The main guide for this research can be found at A Guide to Spiritual Gifts

Sunday, February 11, 2007

The Gift of Mercy

The best definition of mercy is not found in a book on gifts, but in a book on personality types. If we are looking for a description of mercy we will not find any better than the portrait of the ISFP in Please Understand Me:
The ISFP has to be the kindest of all the types with no near competitors. The kindness is unconditional. Here is sympathy, of which we are all capable, carried to its most extreme form. The ISFP is especially sensitive to the pain and suffering of others and, like St. Francis of Assisi, with sympathetic impulsivity gives freely to the sufferer.[1]

The gift of mercy is easy to identify in the type descriptions, but sometimes difficult to identify in practice because many without the gift will identify with mercy. These are usually people with gifts such as encouragement, shepherding, discernment, or hospitality. They will identify with mercy because their gifts often come with a great deal of empathy. This empathy, however, is a means to an end—it is empathy in service to their actual gift. With the shepherd, for example, empathy (identifying and sharing anothers thoughts and feelings) is necessary for providing long-term spiritual guidance. With encouragement, it is necessary to empathize to know where encouragement is needed, and with hospitality to better provide for immediate needs.

The ISFP is the only type to have mercy as an end in itself:
...it is this type more than any of the others whose style is to stand by another person (or plant or animal), with no intention to influence it, criticize it, or change it—perhaps not even to interact with it—only to be in its presence. Other types can hardly believe the ISFPs lack of intentions, let alone trust it. There must be some hidden motives, they believe. Surprisingly enough, there aren’t.[2]

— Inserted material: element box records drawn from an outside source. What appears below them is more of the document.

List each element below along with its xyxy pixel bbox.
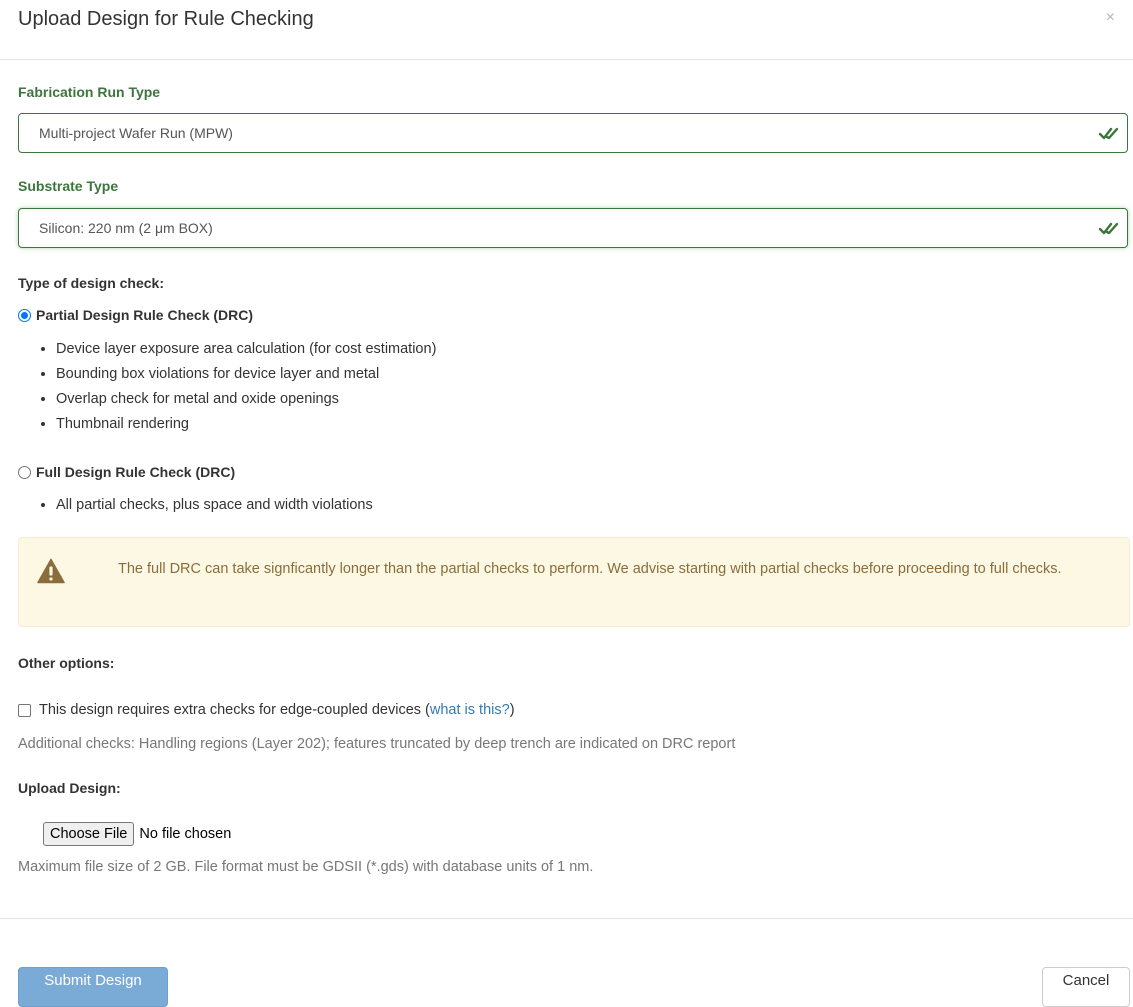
fabrication-run-type-select[interactable]: Multi-project Wafer Run (MPW) (18, 113, 1128, 153)
list-item: Bounding box violations for device layer… (56, 362, 436, 387)
substrate-type-label: Substrate Type (18, 178, 119, 194)
file-status: No file chosen (139, 826, 232, 842)
what-is-this-link[interactable]: what is this? (430, 702, 510, 718)
double-check-icon (1099, 127, 1119, 140)
warning-triangle-icon (37, 558, 65, 584)
fabrication-run-type-value: Multi-project Wafer Run (MPW) (39, 125, 233, 141)
modal-title: Upload Design for Rule Checking (18, 8, 314, 30)
close-icon[interactable]: × (1106, 9, 1115, 27)
partial-drc-label: Partial Design Rule Check (DRC) (36, 307, 254, 323)
list-item: Device layer exposure area calculation (… (56, 337, 436, 362)
list-item: Overlap check for metal and oxide openin… (56, 387, 436, 412)
warning-text: The full DRC can take signficantly longe… (118, 561, 1062, 577)
warning-alert: The full DRC can take signficantly longe… (18, 537, 1130, 627)
choose-file-button[interactable]: Choose File (43, 822, 135, 846)
upload-help-text: Maximum file size of 2 GB. File format m… (18, 859, 594, 875)
design-check-type-label: Type of design check: (18, 275, 164, 291)
partial-drc-bullets: Device layer exposure area calculation (… (37, 337, 436, 437)
partial-drc-option[interactable]: Partial Design Rule Check (DRC) (18, 307, 253, 323)
cancel-button[interactable]: Cancel (1042, 967, 1130, 1007)
upload-design-label: Upload Design: (18, 780, 121, 796)
partial-drc-radio[interactable] (18, 308, 31, 322)
modal-footer-divider (0, 918, 1133, 919)
fabrication-run-type-label: Fabrication Run Type (18, 84, 161, 100)
submit-design-button[interactable]: Submit Design (18, 967, 168, 1007)
edge-coupled-option[interactable]: This design requires extra checks for ed… (18, 702, 515, 718)
full-drc-bullets: All partial checks, plus space and width… (37, 493, 373, 518)
other-options-label: Other options: (18, 655, 115, 671)
full-drc-radio[interactable] (18, 465, 31, 479)
substrate-type-value: Silicon: 220 nm (2 μm BOX) (39, 220, 213, 236)
substrate-type-select[interactable]: Silicon: 220 nm (2 μm BOX) (18, 208, 1128, 248)
list-item: Thumbnail rendering (56, 412, 436, 437)
edge-coupled-checkbox[interactable] (18, 703, 31, 717)
modal-header: Upload Design for Rule Checking × (0, 0, 1133, 60)
edge-coupled-label: This design requires extra checks for ed… (39, 702, 422, 718)
double-check-icon (1099, 222, 1119, 235)
full-drc-label: Full Design Rule Check (DRC) (36, 464, 236, 480)
file-input[interactable]: Choose File No file chosen (43, 822, 231, 846)
list-item: All partial checks, plus space and width… (56, 493, 373, 518)
full-drc-option[interactable]: Full Design Rule Check (DRC) (18, 464, 235, 480)
edge-coupled-help-text: Additional checks: Handling regions (Lay… (18, 736, 736, 752)
paren-close: ) (509, 702, 515, 718)
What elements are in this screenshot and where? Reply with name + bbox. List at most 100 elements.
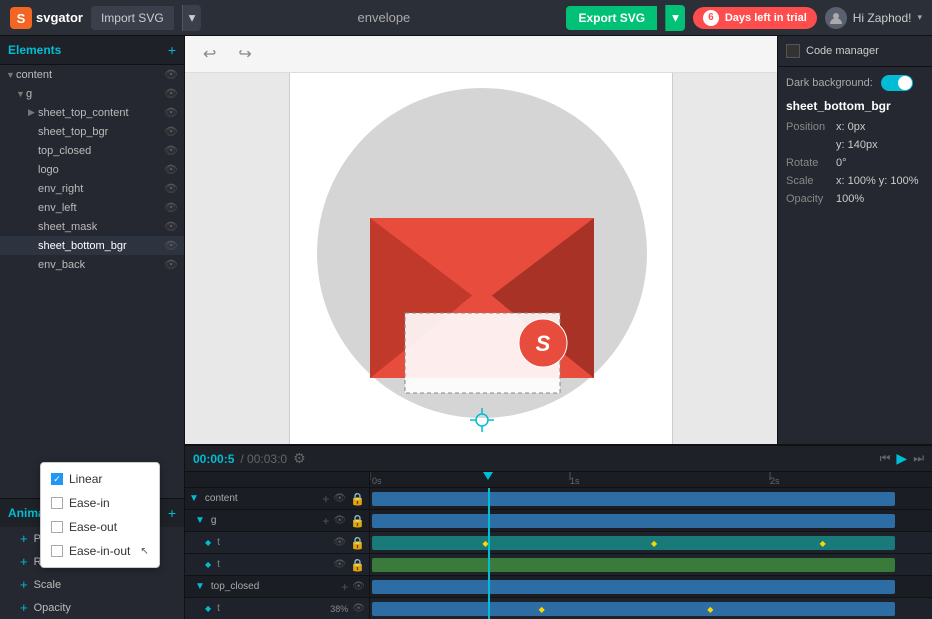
add-keyframe-icon[interactable]: + [341, 580, 348, 594]
tree-arrow-icon: ▼ [6, 70, 16, 80]
tree-item-sheet-top-content[interactable]: ▶ sheet_top_content 👁 [0, 103, 184, 122]
eye-icon[interactable]: 👁 [352, 603, 365, 614]
tree-item-content[interactable]: ▼ content 👁 [0, 65, 184, 84]
export-arrow-button[interactable]: ▾ [665, 5, 685, 31]
tree-label: g [26, 88, 160, 100]
eye-icon[interactable]: 👁 [164, 87, 178, 100]
eye-icon[interactable]: 👁 [333, 559, 346, 570]
prop-icon: ◆ [205, 538, 211, 547]
prop-icon: ◆ [205, 604, 211, 613]
eye-icon[interactable]: 👁 [333, 537, 346, 548]
diamond-icon[interactable]: ◆ [651, 539, 657, 548]
import-arrow-button[interactable]: ▾ [182, 5, 202, 31]
popup-item-ease-in[interactable]: Ease-in [41, 491, 159, 515]
add-keyframe-icon[interactable]: + [322, 492, 329, 506]
eye-icon[interactable]: 👁 [352, 581, 365, 592]
popup-item-ease-out[interactable]: Ease-out [41, 515, 159, 539]
elements-title: Elements [8, 43, 61, 57]
eye-icon[interactable]: 👁 [164, 182, 178, 195]
next-frame-button[interactable]: ⏭ [913, 451, 924, 466]
timeline-settings-button[interactable]: ⚙ [293, 450, 306, 467]
svg-text:2s: 2s [770, 476, 780, 486]
tree-item-env-right[interactable]: env_right 👁 [0, 179, 184, 198]
eye-icon[interactable]: 👁 [164, 239, 178, 252]
collapse-icon[interactable]: ▼ [189, 493, 199, 504]
animator-opacity[interactable]: + Opacity [0, 596, 184, 619]
popup-label-ease-in: Ease-in [69, 496, 110, 510]
tree-item-env-left[interactable]: env_left 👁 [0, 198, 184, 217]
add-keyframe-icon[interactable]: + [322, 514, 329, 528]
export-svg-button[interactable]: Export SVG [566, 6, 657, 30]
plus-icon: + [20, 554, 28, 569]
popup-item-ease-in-out[interactable]: Ease-in-out ↖ [41, 539, 159, 563]
plus-icon: + [20, 600, 28, 615]
tree-label: env_left [38, 202, 160, 214]
tree-item-sheet-bottom-bgr[interactable]: sheet_bottom_bgr 👁 [0, 236, 184, 255]
tl-row-track2: ◆ t 👁 🔒 [185, 554, 369, 576]
eye-icon[interactable]: 👁 [164, 68, 178, 81]
tree-item-logo[interactable]: logo 👁 [0, 160, 184, 179]
rotate-row: Rotate 0° [786, 157, 924, 169]
collapse-icon[interactable]: ▼ [195, 515, 205, 526]
track-bar[interactable] [372, 558, 895, 572]
eye-icon[interactable]: 👁 [164, 125, 178, 138]
animator-label: Opacity [34, 602, 71, 614]
lock-icon[interactable]: 🔒 [350, 536, 365, 550]
track-bar[interactable] [372, 536, 895, 550]
eye-icon[interactable]: 👁 [164, 106, 178, 119]
eye-icon[interactable]: 👁 [164, 144, 178, 157]
tree-item-sheet-mask[interactable]: sheet_mask 👁 [0, 217, 184, 236]
track-bar[interactable] [372, 492, 895, 506]
eye-icon[interactable]: 👁 [333, 493, 346, 504]
tree-arrow-icon: ▼ [16, 89, 26, 99]
track-t2 [370, 554, 932, 576]
diamond-icon[interactable]: ◆ [539, 605, 545, 614]
lock-icon[interactable]: 🔒 [350, 492, 365, 506]
trial-badge[interactable]: 6 Days left in trial [693, 7, 817, 29]
dark-background-toggle[interactable] [881, 75, 913, 91]
track-bar[interactable] [372, 580, 895, 594]
lock-icon[interactable]: 🔒 [350, 514, 365, 528]
total-time: / 00:03:0 [240, 452, 287, 466]
canvas-area: ↩ ↪ [185, 36, 777, 444]
elements-add-icon[interactable]: + [168, 42, 176, 58]
timeline-labels: ▼ content + 👁 🔒 ▼ g + 👁 🔒 ◆ [185, 472, 370, 619]
top-navbar: S svgator Import SVG ▾ envelope Export S… [0, 0, 932, 36]
animators-add-icon[interactable]: + [168, 505, 176, 521]
popup-item-linear[interactable]: ✓ Linear [41, 467, 159, 491]
timeline-ruler[interactable]: 0s 1s 2s 3s [370, 472, 932, 488]
diamond-icon[interactable]: ◆ [820, 539, 826, 548]
user-menu[interactable]: Hi Zaphod! ▾ [825, 7, 922, 29]
diamond-icon[interactable]: ◆ [482, 539, 488, 548]
opacity-value: 100% [836, 193, 864, 205]
tree-item-top-closed[interactable]: top_closed 👁 [0, 141, 184, 160]
canvas-viewport[interactable]: S 384 × 384 ✎ [185, 73, 777, 444]
eye-icon[interactable]: 👁 [164, 163, 178, 176]
eye-icon[interactable]: 👁 [164, 201, 178, 214]
play-button[interactable]: ▶ [896, 450, 907, 467]
tree-label: sheet_top_content [38, 107, 160, 119]
redo-button[interactable]: ↪ [232, 42, 257, 66]
playhead-indicator [488, 472, 490, 487]
collapse-icon[interactable]: ▼ [195, 581, 205, 592]
diamond-icon[interactable]: ◆ [707, 605, 713, 614]
trial-text: Days left in trial [725, 12, 807, 24]
eye-icon[interactable]: 👁 [333, 515, 346, 526]
timeline: 00:00:5 / 00:03:0 ⚙ ⏮ ▶ ⏭ ▼ content + [185, 444, 932, 619]
tree-item-sheet-top-bgr[interactable]: sheet_top_bgr 👁 [0, 122, 184, 141]
lock-icon[interactable]: 🔒 [350, 558, 365, 572]
tree-label: env_back [38, 259, 160, 271]
canvas-toolbar: ↩ ↪ [185, 36, 777, 73]
tree-item-env-back[interactable]: env_back 👁 [0, 255, 184, 274]
undo-button[interactable]: ↩ [197, 42, 222, 66]
import-svg-button[interactable]: Import SVG [91, 6, 174, 30]
eye-icon[interactable]: 👁 [164, 220, 178, 233]
code-manager-checkbox[interactable] [786, 44, 800, 58]
canvas-svg: S [290, 73, 674, 444]
prev-frame-button[interactable]: ⏮ [880, 451, 891, 466]
tree-item-g[interactable]: ▼ g 👁 [0, 84, 184, 103]
track-bar[interactable] [372, 514, 895, 528]
track-bar[interactable] [372, 602, 895, 616]
animator-scale[interactable]: + Scale [0, 573, 184, 596]
eye-icon[interactable]: 👁 [164, 258, 178, 271]
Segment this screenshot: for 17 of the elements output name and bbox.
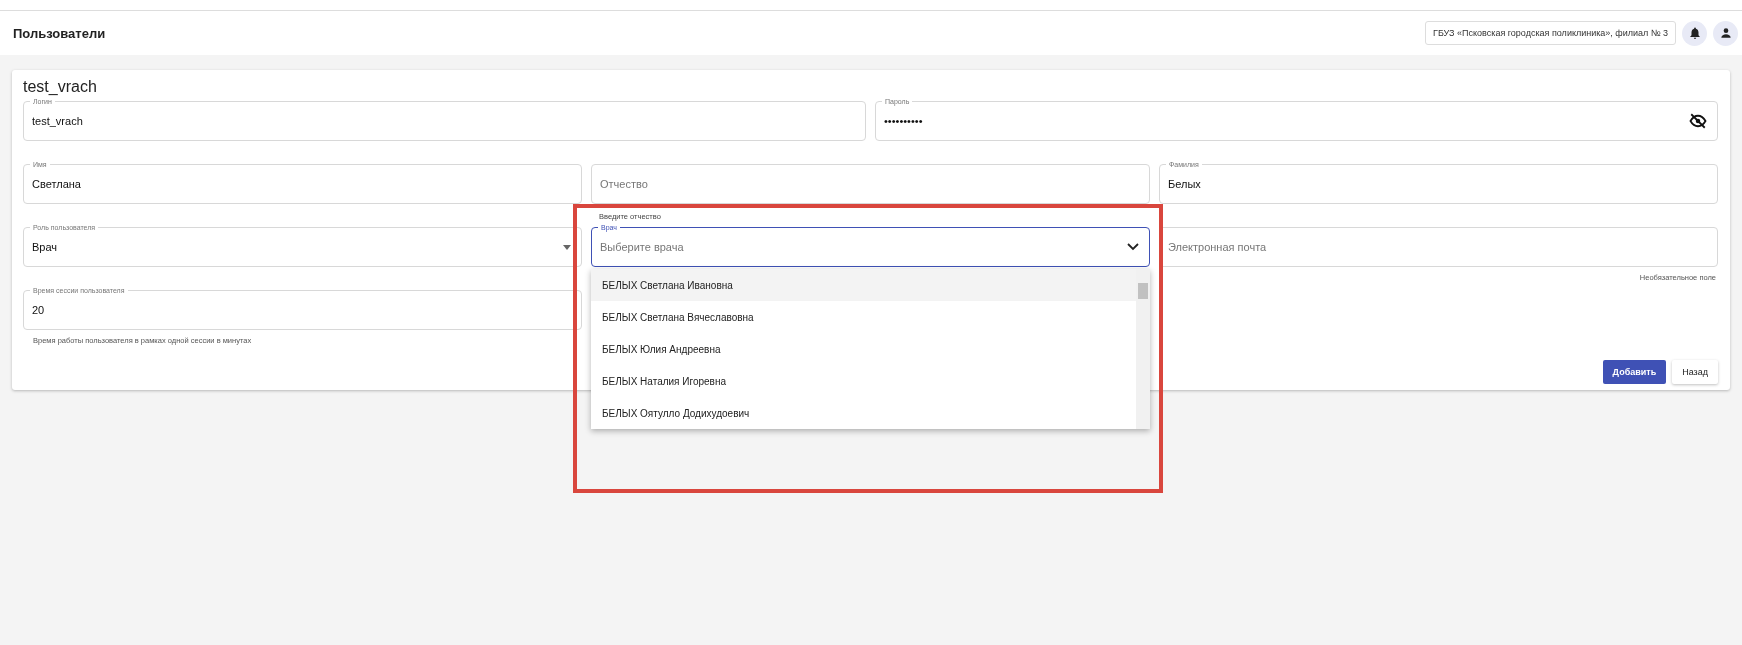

Summary: For each of the sixteen personality types there is a theme or set of related themes that run through the various descriptions of that type. For the ISFP mercy or kindness is only a secondary or even tertiary theme. The primary theme is either that of a free spirit or of an artist (in a broad sense a painter, musician, dancer, or chef is each an artist in their own field). “Composers [Keirsey’s word for the ISFP] are attuned to sensory variation, which gives them an extraordinary ability to work with the slightest nuances of color, tone, texture, aroma, and flavor[3].” It seems that the ISFPs ability to sense and appreciate other people correlates with an ability to sense and appreciate all things, and this shows up in an artistic sensibility.

It is not clear, however, why the gift associated with some types shows up as a major theme, and for other types it is only a minor theme. It may be that the words God has given us to represent these abilities are not equally broad in their application. Perhaps mercy is not as representative of the whole personality of the ISFP as hospitality is for the ESFJ. It is also possible, though, that without the lens of scripture our view of people can be distorted. The ability to show mercy may not be as interesting to us as an artistic sensibility, so what should be a secondary theme could be magnified to prominence. This is only speculation, and whatever explanation is correct, the gift of mercy is a decent to good match with the ISFP personality.

References

[1] Keirsey and Bates, Please Understand Me: Character and Temperament Types (Del Mar, CA: Prometheus Nemesis 1978), 205.

[2] Otto Kroeger and Janet M. Thuesen, Type Talk at Work: How the 16 Personality Types Determine Your Success on the Job (New York: Delacorte Press, 1992), 331.

[3] David Keirsey, Please Understand Me II (Del Mar, CA: Prometheus Nemesis, 1998), 72.